Of course, there is no point in being starry-eyed about state-run public services. They are mirror images of the society in which we live, where governments are in office to manage the affairs of the capitalist class and promote its interests, and as such, spare no effort to reduce the state's social expenditure as much as they can get away with. Nor are state-run public services free of various forms of corruption, patronage, graft, waste, etc... But at least they are not impregnated with the obsession that what matters is the end-of-year balance sheet and the verdict of shareholders regardless of the consequences this may have for the organisation as a whole. In short they implied (and still do, where the profit sharks have not yet been allowed too much leeway) a certain sense of social responsibility which is the exact opposite of profiteering.

Thanks to a decade of Labour's bending over backwards and its efforts to meet the wishes of big business, the private companies which run the privatised public services, whether as a whole, or just small slices of them, display intolerable arrogance. With the encouragement of this government, they have come to think that they can squeeze as much as they please out of working people. The levels reached by today's fuel, phone or water bills are not any more acceptable or affordable than the level of rents charged by so-called "social landlords" or the level of transport fares.

This racketeering mafia is a permanent threat to the standard of living of the working class as a whole. And yet there is no economic necessity for the exorbitant taxes they impose on workers. These only reflect the huge degree of parasitism they exercise on the lives of working people. And there is no reason why this should not be challenged.
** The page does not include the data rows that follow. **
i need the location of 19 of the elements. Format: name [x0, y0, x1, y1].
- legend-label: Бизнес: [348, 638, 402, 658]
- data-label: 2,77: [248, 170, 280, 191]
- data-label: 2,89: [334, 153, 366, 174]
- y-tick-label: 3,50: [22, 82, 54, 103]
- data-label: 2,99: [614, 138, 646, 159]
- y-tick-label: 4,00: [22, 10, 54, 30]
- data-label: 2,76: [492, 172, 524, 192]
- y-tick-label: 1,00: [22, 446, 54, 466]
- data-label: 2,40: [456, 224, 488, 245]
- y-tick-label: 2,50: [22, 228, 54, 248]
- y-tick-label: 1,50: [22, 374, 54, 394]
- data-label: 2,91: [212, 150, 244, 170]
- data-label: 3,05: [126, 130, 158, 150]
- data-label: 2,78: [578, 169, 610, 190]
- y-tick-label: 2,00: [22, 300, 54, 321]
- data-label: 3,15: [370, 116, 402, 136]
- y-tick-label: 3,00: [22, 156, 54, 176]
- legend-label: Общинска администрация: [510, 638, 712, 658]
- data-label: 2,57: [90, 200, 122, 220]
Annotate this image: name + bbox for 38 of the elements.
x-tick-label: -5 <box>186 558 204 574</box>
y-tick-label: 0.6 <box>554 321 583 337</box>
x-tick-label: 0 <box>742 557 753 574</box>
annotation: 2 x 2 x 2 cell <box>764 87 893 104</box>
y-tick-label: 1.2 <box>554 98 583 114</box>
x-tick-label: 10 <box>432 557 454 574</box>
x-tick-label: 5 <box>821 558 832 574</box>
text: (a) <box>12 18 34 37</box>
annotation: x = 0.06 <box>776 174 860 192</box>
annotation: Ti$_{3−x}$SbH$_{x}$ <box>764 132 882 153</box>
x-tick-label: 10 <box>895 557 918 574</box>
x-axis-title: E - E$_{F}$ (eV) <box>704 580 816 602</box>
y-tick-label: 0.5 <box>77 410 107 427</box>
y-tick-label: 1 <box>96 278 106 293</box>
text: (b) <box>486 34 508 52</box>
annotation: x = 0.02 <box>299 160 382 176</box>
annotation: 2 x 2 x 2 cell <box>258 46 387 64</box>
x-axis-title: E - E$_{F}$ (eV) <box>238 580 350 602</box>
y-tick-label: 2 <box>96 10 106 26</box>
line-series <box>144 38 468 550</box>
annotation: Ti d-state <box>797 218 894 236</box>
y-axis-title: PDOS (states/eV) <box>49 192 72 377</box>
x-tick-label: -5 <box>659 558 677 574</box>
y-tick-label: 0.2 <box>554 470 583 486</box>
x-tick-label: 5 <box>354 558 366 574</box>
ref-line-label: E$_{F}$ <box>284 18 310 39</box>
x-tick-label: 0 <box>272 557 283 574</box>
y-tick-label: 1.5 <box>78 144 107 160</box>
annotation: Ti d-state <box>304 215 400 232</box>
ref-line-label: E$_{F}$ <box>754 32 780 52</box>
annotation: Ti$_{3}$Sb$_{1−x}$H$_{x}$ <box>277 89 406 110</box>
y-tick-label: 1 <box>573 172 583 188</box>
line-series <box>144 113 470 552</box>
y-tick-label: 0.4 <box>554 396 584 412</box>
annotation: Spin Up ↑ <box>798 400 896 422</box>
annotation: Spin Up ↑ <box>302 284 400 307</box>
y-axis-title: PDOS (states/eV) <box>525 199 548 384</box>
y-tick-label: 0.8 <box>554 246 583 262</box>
The profiteers can live - and do live very well - under a regulatory system. But the last thing they want, the last thing they can afford, is any form of social control, that is control which is exercised collectively by the working class.

Day in and day out, workers are told that they need to tighten their belts one more notch and work harder, because of "rising world prices", because of a "housing boom" pushing up costs, or, on the contrary, because of a "recession". And yet companies and the wealthy display, with the most indecent arrogance, ever increasing wealth. Isn't this a good enough reason for the working class to give itself the means to control the accounts of those who are demanding always more sacrifices from workers, whoever they may be? "Commercial confidentiality" is the ultimate veil behind which the capitalist class conceals its profiteering from the eyes of the working population. But it can be by-passed, if only with the help of insiders. How many scandals have been exposed this way, often thanks to just one individual? And how many more would be exposed if workers organised themselves consciously to force the profiteers to show where they get their profits from and where they disappear to?

In a period when the capitalist class is on the offensive, as it is today, and when, in addition, a serious crisis may be looming, the best defence for the working class is to go on the offensive and to use its collective strength to impose its social control over society, against the criminal parasitism and social irresponsibility of the capitalist class.